Polifemo pegou uma tosquiadeira de bronze de aparência ameaçadora. Eu queria gritar o nome de Hansel, que gemeu. Porém, Polifemo agarrou o carneiro mais próximo como se fosse um animal empalhado e cortou rente sua lã. Ele entregou a massa fofa para Hansel que quase deixou este cair mal podendo controlar sua tremedeira.

– Ponha isso na roca! – disse ele, arrogante. – É mágica. Não pode ser desfeita.

– Ah!... Bem...

– Pobre docinho! – sorriu Polifemo. – Tecedeira ruim. Há-ha! Não se preocupe. Esse fio resolverá o problema.

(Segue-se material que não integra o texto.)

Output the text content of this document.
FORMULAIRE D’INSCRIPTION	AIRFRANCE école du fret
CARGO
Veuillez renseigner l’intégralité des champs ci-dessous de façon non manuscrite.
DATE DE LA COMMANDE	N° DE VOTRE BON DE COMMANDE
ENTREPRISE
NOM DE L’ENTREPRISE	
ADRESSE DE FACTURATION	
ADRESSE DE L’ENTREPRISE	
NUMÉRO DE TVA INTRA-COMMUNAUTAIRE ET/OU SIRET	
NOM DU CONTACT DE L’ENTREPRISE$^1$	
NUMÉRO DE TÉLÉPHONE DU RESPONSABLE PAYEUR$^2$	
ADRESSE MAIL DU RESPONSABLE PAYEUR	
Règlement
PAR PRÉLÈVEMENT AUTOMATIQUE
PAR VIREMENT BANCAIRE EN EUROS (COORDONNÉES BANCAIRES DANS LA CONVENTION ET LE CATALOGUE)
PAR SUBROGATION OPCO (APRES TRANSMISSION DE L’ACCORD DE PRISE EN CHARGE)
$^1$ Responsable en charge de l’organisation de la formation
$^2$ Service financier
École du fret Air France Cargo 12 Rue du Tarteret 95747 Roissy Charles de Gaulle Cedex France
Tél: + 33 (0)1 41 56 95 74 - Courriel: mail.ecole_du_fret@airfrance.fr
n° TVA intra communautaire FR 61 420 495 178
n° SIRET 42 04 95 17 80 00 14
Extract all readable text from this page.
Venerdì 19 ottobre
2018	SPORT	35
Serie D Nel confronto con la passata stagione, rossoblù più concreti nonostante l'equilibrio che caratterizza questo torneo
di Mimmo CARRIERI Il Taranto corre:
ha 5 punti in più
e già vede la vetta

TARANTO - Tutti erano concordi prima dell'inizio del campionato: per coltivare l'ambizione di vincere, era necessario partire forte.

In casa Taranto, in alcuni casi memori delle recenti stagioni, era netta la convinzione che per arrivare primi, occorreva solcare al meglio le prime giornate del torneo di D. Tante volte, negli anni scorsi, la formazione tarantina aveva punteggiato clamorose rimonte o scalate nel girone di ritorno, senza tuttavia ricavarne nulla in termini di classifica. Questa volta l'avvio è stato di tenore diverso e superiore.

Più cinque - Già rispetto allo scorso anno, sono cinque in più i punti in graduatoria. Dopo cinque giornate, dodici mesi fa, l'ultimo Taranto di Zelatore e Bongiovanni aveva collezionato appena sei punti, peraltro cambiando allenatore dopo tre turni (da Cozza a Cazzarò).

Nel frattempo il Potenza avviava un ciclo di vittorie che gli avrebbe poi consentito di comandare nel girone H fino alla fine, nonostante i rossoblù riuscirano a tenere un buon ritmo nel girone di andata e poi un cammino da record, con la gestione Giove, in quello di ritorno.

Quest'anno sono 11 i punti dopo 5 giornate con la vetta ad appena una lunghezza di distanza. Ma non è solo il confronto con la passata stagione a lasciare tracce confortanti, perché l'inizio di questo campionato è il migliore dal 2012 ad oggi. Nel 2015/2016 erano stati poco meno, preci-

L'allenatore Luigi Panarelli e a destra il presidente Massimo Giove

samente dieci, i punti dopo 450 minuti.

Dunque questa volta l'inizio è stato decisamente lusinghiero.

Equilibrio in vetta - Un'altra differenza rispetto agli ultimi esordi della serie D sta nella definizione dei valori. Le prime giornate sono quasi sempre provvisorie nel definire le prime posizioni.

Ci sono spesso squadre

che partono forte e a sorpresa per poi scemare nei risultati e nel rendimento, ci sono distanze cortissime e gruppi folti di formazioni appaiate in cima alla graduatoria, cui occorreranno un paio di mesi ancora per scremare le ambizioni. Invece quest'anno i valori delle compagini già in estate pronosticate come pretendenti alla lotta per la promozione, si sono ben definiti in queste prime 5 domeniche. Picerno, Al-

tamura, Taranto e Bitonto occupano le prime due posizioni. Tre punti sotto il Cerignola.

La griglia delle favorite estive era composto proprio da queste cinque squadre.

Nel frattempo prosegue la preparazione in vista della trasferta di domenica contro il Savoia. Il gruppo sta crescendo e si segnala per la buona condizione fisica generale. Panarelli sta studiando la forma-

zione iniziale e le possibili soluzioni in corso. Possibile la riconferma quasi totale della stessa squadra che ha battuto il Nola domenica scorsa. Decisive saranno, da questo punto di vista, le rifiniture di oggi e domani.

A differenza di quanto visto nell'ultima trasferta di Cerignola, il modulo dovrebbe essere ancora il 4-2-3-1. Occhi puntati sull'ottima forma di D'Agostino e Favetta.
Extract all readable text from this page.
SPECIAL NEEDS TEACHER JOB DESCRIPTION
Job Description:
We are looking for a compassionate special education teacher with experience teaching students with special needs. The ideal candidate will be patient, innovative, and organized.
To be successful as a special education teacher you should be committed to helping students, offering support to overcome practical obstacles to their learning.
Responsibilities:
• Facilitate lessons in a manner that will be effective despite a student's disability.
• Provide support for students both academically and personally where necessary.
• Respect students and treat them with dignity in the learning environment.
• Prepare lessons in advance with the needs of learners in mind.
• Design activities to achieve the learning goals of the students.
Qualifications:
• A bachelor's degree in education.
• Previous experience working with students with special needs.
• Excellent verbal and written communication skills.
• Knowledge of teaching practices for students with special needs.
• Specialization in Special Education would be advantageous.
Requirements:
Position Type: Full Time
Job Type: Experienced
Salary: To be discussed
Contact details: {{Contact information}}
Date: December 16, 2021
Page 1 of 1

Acabe a cauda do vestido até amanhã!

– Muito... Atencioso da sua parte.

– Hehe.

– Mas... Mas, querido – Hansel engoliu em seco. – E se alguém quisesse... Atacar esta ilha?

Hansel olhava diretamente para mim, me senti horrível apenas observando meu amigo ali sem poder ajuda-lo...

– O que os impediria de marchar direto para cá, para a sua caverna?

– Esposinha assustada! Que gracinha! Não se preocupe. Polifemo tem um sistema de segurança de última geração. Eles terão de passar pelos meus bichinhos de estimação.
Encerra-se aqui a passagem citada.